On 27 October 2010 the Swedish Sexual Offences Commission tasked with assessing the effectiveness of the 2005 reforms recommended a broader provision on rape ‘which would mean that it should be punishable not only to inappropriately exploit someone who is in a state of helplessness but also someone who otherwise has difficulties in protecting their sexual integrity’.

It also proposed the introduction of a new consent-based provision to be called sexual abuse—‘through the offence of sexual abuse it is criminalised to carry out a sexual act with a person without the permission of that person...The provision makes clear the significance of consent and, in addition, ensures appropriate punishment for someone who engages in an act with someone who does not consent to it, whether or not coercion or exploitation has taken place’. Amnesty International Sweden similarly observes that

...linking the question of guilt in cases of rape to a lack of genuine and freely-given consent, rather than to the presence of violence, would bring Swedish legislation into line with international developments. The approach adopted by the International Criminal Court (ICC) does not require the use of violence and force, but defines rape as being committed where there are coercive circumstances that undermine the victim’s ability to give free and genuine consent. Similarly, the European Court of Human Rights has stated that States are obliged to punish and prosecute all sexual acts perpetrated in violation of the victim’s sexual autonomy.
Whether the Swedish Government eventually adopts these recommendations and makes the statutory amendments remains to be seen. It appears that such amendment is unlikely to happen any time soon as it took some seven years for the Swedish Parliament to previously reform its legislative provisions relating to sexual offences.

Professor Don Rothwell from the Australian National University has previously expressed the view that Assange may have multiple avenues to contest his extradition to Sweden—the proceedings for which are expected to occur in February 2011.

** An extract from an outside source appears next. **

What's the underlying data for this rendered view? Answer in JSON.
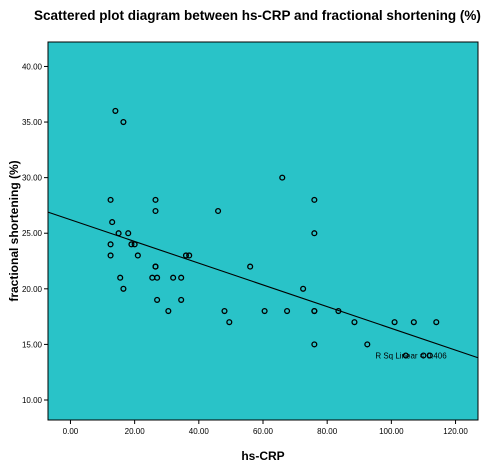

Extradition can be contested on the grounds of double criminality—where the crime is not recognised in the requesting and requested country (i.e. Sweden and the UK); the political offence exception—where extradition is sought for a political offence; or that the accused will not receive a fair trial...extradition proceedings can often be determined on technical grounds, such as irregularities in the paperwork accompanying an extradition request.
Significantly, the resolution of these extradition issues will not resolve the guilt or innocence of Assange. Any subsequent determination of his culpability will undoubtedly take place with a significant degree of publicity. This may nonetheless serve to highlight the difficulties that arise in proving crimes of a sexual nature both in Sweden and in other jurisdictions.